In 1854, during the Taiping Rebellion the town of Maotai was destroyed and all of the distilleries reduced to ruins or abandoned completely. Nine years later, in 1863 a salt merchant from a neighboring town bought one of the abandoned distilleries, hired a retired master distiller, and resumed the production of maotai in the newly founded "Chengyi" distillery and sixteen years later, in 1879, three Renhuai landlords opened the "Ronghe" distillery. It's with these two distilleries that many of the techniques and profiles of contemporary maotai were finalized. At the beginning of the 20th century, with the fall of the Qing dynasty and the birth of the Republic of China, maotai continued to be in demand with "tribute liquor" being crafted at the request of the short lived Chinese leader Yuan Shikai for the occasion of his coronation as emperor. In that same year, maotai was presented at the 1915 Panama-Pacific Exposition and awarded a medal which spurred a rapid increase in demand for the spirit within China and in response a rapid increase of production capacity for the two distilleries. In 1929 the third distillery "Hengxing" was founded and it is on the foundation of these three distilleries that Kweichow Moutai was to be built.
Maotai's importance in contemporary China has many of its roots in the era of the Chinese Civil War. It was in Zunyi, the prefectural city over the town of Maotai that Mao Zedong became the leader of the Chinese Communist Party at the Zunyi Conference and it was during the Long March that many Chinese troops and many of China's future leaders, including Zhou Enlai would gain an appreciation for maotai. Stories from the time recount Red Army soldiers and officers enjoying maotai both for consumption and for more practical purposes, primarily the cleaning and disinfection of the soldiers feet.[7] In "Memoirs of the Long March" the author Cheng Fangwu wrote; “Because of the urgent military situation, we dared not drink much liquor. The liquor was mainly used to wipe our feet and relieve fatigue on the road. Wiping feet with the maotai is effective. Everyone praises it."[8] In a likely apocryphal story, company commander Wang Yuenan, and one of Mao's guards Chen Fengchan, were in returning from a trip to purchase maotai for this very purpose when they ran into Mao himself who told them; "Maotai is a place famous for its wine, but it would be a pity to wipe your feet with this wine!" While in the town of Maotai during the Long March, the political bureau of the Red Army issued a notice to the passing soldiers to note the importance of maotai liquor and refrain from interfering in the private distillation of the spirit ongoing except to buy or sell.[7]
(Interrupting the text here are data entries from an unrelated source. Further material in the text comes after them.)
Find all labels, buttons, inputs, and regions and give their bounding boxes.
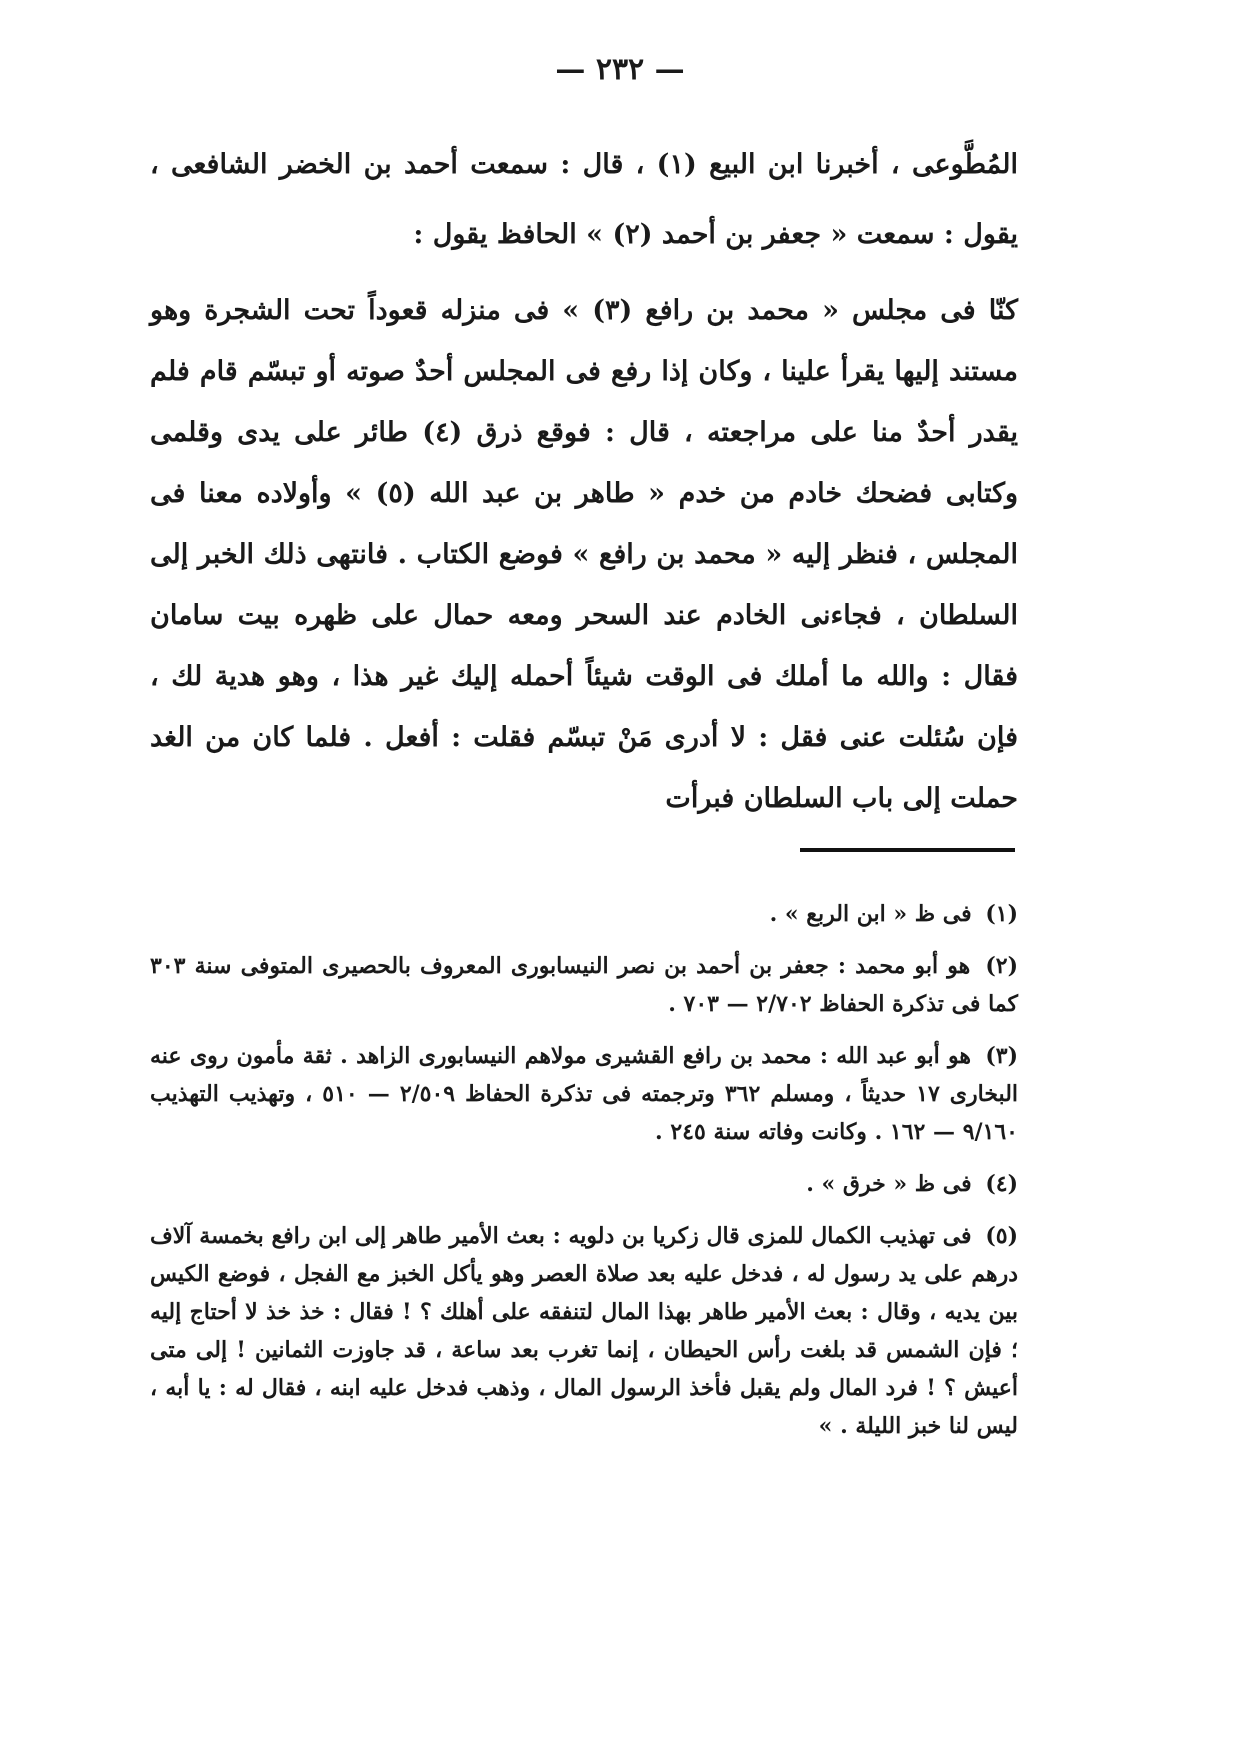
footnote-text: فى تهذيب الكمال للمزى قال زكريا بن دلويه : بعث الأمير طاهر إلى ابن رافع بخمسة آلاف درهم على يد رسول له ، فدخل عليه بعد صلاة العصر وهو يأكل الخبز مع الفجل ، فوضع الكيس بين يديه ، وقال : بعث الأمير طاهر بهذا المال لتنفقه على أهلك ؟ ! فقال : خذ خذ لا أحتاج إليه ؛ فإن الشمس قد بلغت رأس الحيطان ، إنما تغرب بعد ساعة ، قد جاوزت الثمانين ! إلى متى أعيش ؟ ! فرد المال ولم يقبل فأخذ الرسول المال ، وذهب فدخل عليه ابنه ، فقال له : يا أبه ، ليس لنا خبز الليلة . »	[150, 1223, 1018, 1439]
page-number: — ٢٣٢ —	[555, 52, 685, 87]
footnote-text: فى ظ « خرق » .	[806, 1171, 972, 1197]
footnote-number: (٥)	[985, 1223, 1018, 1249]
footnote-number: (٤)	[985, 1171, 1018, 1197]
footnote-separator	[800, 848, 1015, 852]
intro-paragraph	[150, 130, 1018, 270]
footnote-3	[150, 1037, 1018, 1151]
footnote-number: (٣)	[985, 1043, 1019, 1069]
footnote-2	[150, 947, 1018, 1023]
footnote-5	[150, 1217, 1018, 1445]
footnote-number: (١)	[985, 901, 1018, 927]
main-text: كنّا فى مجلس « محمد بن رافع (٣) » فى منزله قعوداً تحت الشجرة وهو مستند إليها يقرأ علينا ، وكان إذا رفع فى المجلس أحدٌ صوته أو تبسّم قام فلم يقدر أحدٌ منا على مراجعته ، قال : فوقع ذرق (٤) طائر على يدى وقلمى وكتابى فضحك خادم من خدم « طاهر بن عبد الله (٥) » وأولاده معنا فى المجلس ، فنظر إليه « محمد بن رافع » فوضع الكتاب . فانتهى ذلك الخبر إلى السلطان ، فجاءنى الخادم عند السحر ومعه حمال على ظهره بيت سامان فقال : والله ما أملك فى الوقت شيئاً أحمله إليك غير هذا ، وهو هدية لك ، فإن سُئلت عنى فقل : لا أدرى مَنْ تبسّم فقلت : أفعل . فلما كان من الغد حملت إلى باب السلطان فبرأت	[150, 295, 1019, 814]
footnote-number: (٢)	[985, 953, 1018, 979]
footnote-text: هو أبو محمد : جعفر بن أحمد بن نصر النيسابورى المعروف بالحصيرى المتوفى سنة ٣٠٣ كما فى تذكرة الحفاظ ٢/٧٠٢ — ٧٠٣ .	[150, 953, 1018, 1017]
footnote-1	[150, 895, 1018, 933]
footnotes-section	[150, 895, 1018, 1459]
footnote-text: فى ظ « ابن الربع » .	[769, 901, 972, 927]
footnote-4	[150, 1165, 1018, 1203]
main-paragraph	[150, 280, 1018, 829]
intro-text: المُطَّوعى ، أخبرنا ابن البيع (١) ، قال : سمعت أحمد بن الخضر الشافعى ، يقول : سمعت « جعفر بن أحمد (٢) » الحافظ يقول :	[150, 149, 1019, 250]
footnote-text: هو أبو عبد الله : محمد بن رافع القشيرى مولاهم النيسابورى الزاهد . ثقة مأمون روى عنه البخارى ١٧ حديثاً ، ومسلم ٣٦٢ وترجمته فى تذكرة الحفاظ ٢/٥٠٩ — ٥١٠ ، وتهذيب التهذيب ٩/١٦٠ — ١٦٢ . وكانت وفاته سنة ٢٤٥ .	[150, 1043, 1019, 1145]
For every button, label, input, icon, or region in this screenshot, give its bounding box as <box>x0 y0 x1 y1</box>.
Shortly after the end of the Chinese Civil War and after the founding of the People's Republic, the three existing maotai distilleries, Chengyi, Ronghe, and Hengxing were merged to create the modern, state-owned Kweichow Moutai in 1951.[9]
Since the foundation of the modern Kweichow Moutai, the spirit has served as part of the standard fare for Chinese diplomatic meetings and dinners. From Mao's gifts of maotai given to Joseph Stalin and Kim Il-Sung in 1950 and 1973 respectively, to Zhou Enlai's use of the spirit as a diplomatic tool for the 1954 Geneva Conference[10] and the welcoming banquet for Richard Nixon 1972 visit to China,[11] [12] maotai has served as one of the primary cultural items representing China on the international stage.[13] Its use in these terms has become so well known that when Deng Xiaoping visited the United States in 1979, Henry Kissinger told him "I think if we drink enough Moutai we can solve anything."